Tuesday, June 21, 2011

Grumbles

So... an aside.

I am researching for my thesis and realizing the limitations of the NAU Cline Library. Perhaps I long for the cramped, hunchbacked floors of Love Library at UNL; or the comfortable and nook-filled quaintness of Gustavus's Folke Bernadotte. Whatever it is, I am frustrated. First of all, in looking into housing issues, the most recent resources are inevitably other theses and dissertations. Unfortunately, these are almost exclusively limited to the universities where they were written. Not only that, but even if they were written in the last two years, let alone in the last ten, they are on paper only. Why? Why do we not have a digital compendium of theses that have not been privately published? Why do libraries not make the effort to store a few megabytes of for their theses on their databases? Bah.

So I am digging around with WorldCat (one of my favorite resources, I must say) and cannot shake the sense that I am pestering a half dozen librarians by requesting material from all over the continent, and even a conference proceedings from Stockholm. (Canadian grad students seem to be very interested in cooperative housing.) I recall reading about Ray Kurzweil's text-to-speech reader, an enormously helpful invention for the visually impaired. But with GoogleBooks raiding of libraries a bookstores - an endeavor I have mixed and generally critical feelings about - it seems that taking a thesis and putting it online would be fairly straightforward. Perhaps I am just asking GoogleBooks to support an immense thesis reservoir, a project I imagine would garner sympathy in the graduate student crowd.

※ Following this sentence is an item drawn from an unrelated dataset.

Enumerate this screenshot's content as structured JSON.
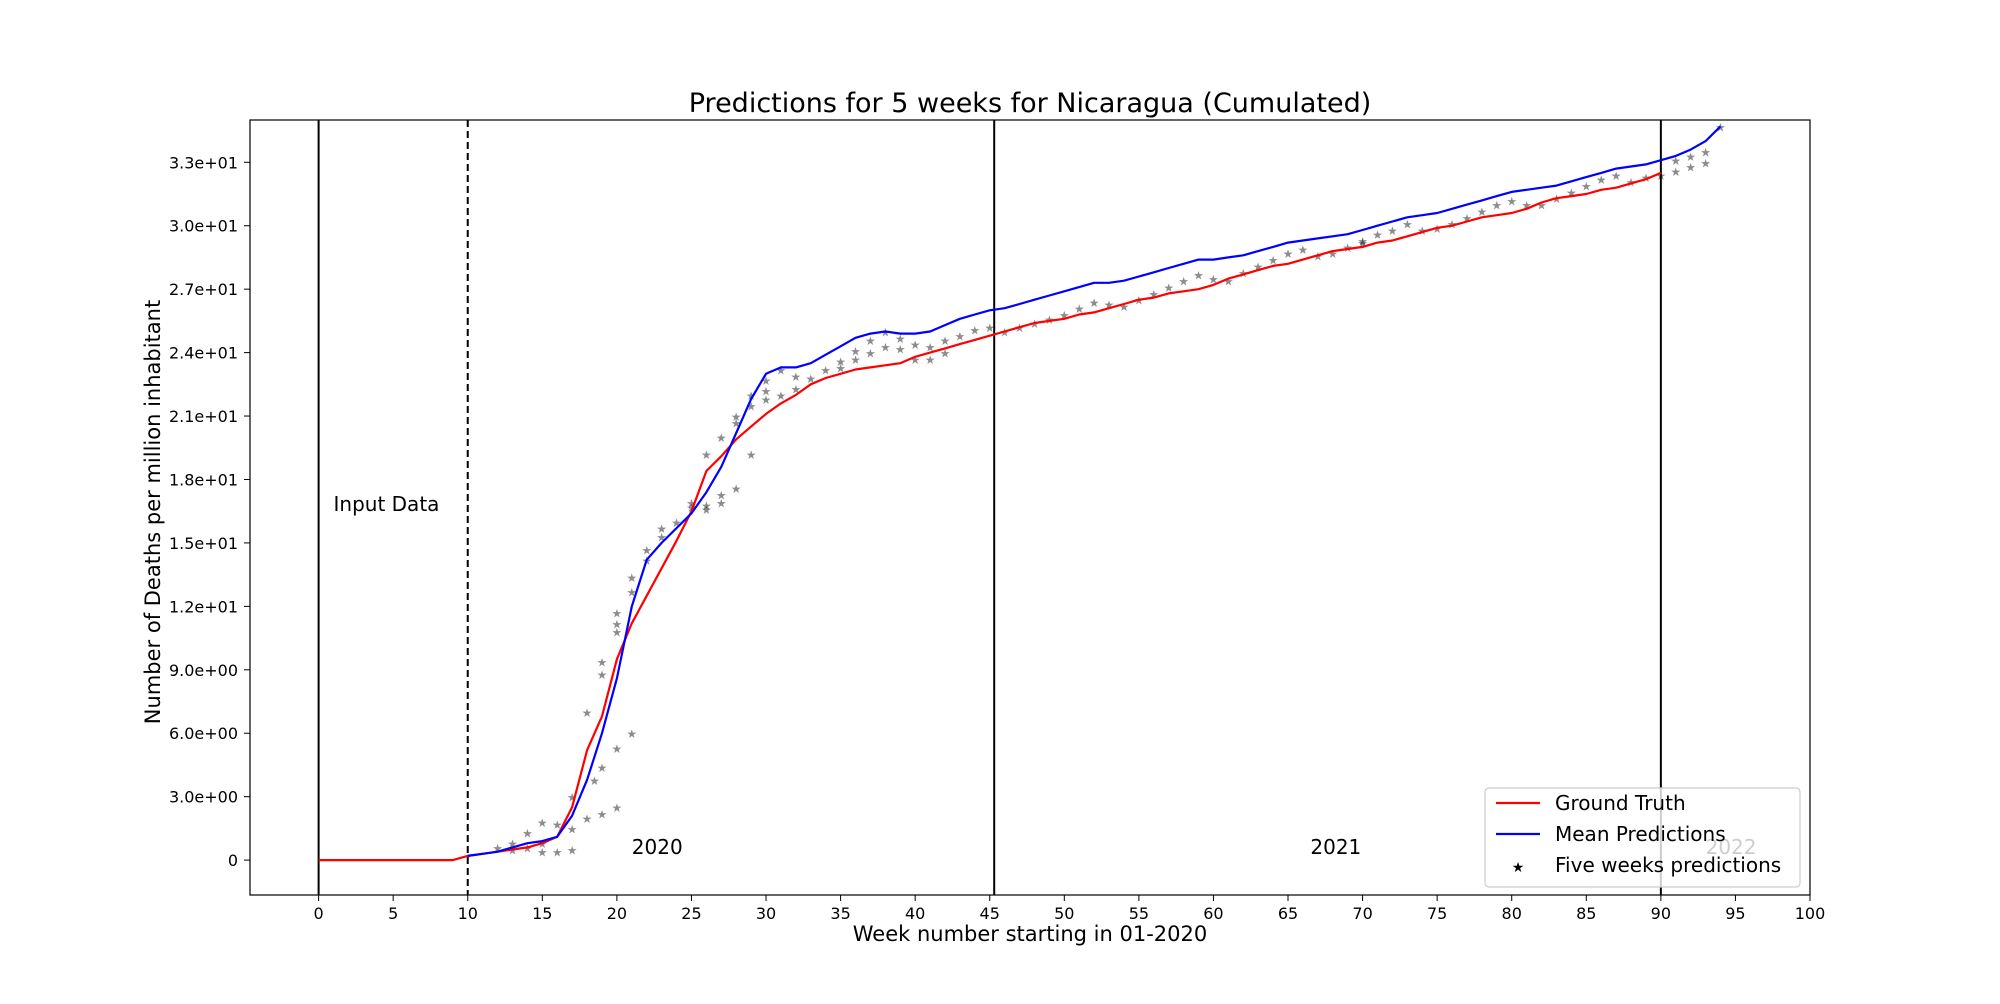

Anyway, I can't let my session expire, but wanted to rant a little. If anyone has similar experience or solutions, let me know. Also, I have great respect for librarians and understand some of their various responsibilities, hence feel that whatever projects I partake ought to be as easily taken care of as possible.

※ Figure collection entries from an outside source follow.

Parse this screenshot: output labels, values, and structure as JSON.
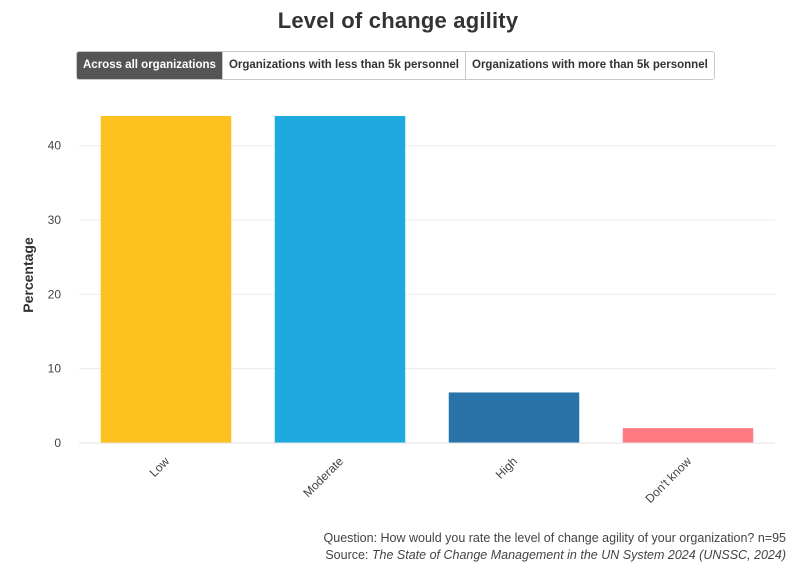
{
  "title": "Level of change agility",
  "tabs": [
    {
      "label": "Across all organizations",
      "active": true
    },
    {
      "label": "Organizations with less than 5k personnel",
      "active": false
    },
    {
      "label": "Organizations with more than 5k personnel",
      "active": false
    }
  ],
  "chart_data": {
    "type": "bar",
    "categories": [
      "Low",
      "Moderate",
      "High",
      "Don't know"
    ],
    "values": [
      44,
      44,
      6.8,
      2
    ],
    "colors": [
      "#fec11f",
      "#1faadf",
      "#2773aa",
      "#ff7b83"
    ],
    "xlabel": "",
    "ylabel": "Percentage",
    "ylim": [
      0,
      44
    ],
    "yticks": [
      0,
      10,
      20,
      30,
      40
    ],
    "grid": true,
    "legend": "none"
  },
  "footer": {
    "question": "Question: How would you rate the level of change agility of your organization? n=95",
    "source_prefix": "Source: ",
    "source_text": "The State of Change Management in the UN System 2024 (UNSSC, 2024)"
  }
}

Post-Script: I am using WorldCat to get ahold of some of Kenneth Grant's works to help me flesh out my Lovecraftian detective story. If you have read any of what I have written, or have spent a little too much time exploring Lovecraft and the like, Grant plays an important role. Grant links Lovecraft's writing to the occult revival in peculiar but interesting ways. I feel sort of silly about it, but also undeniably excited.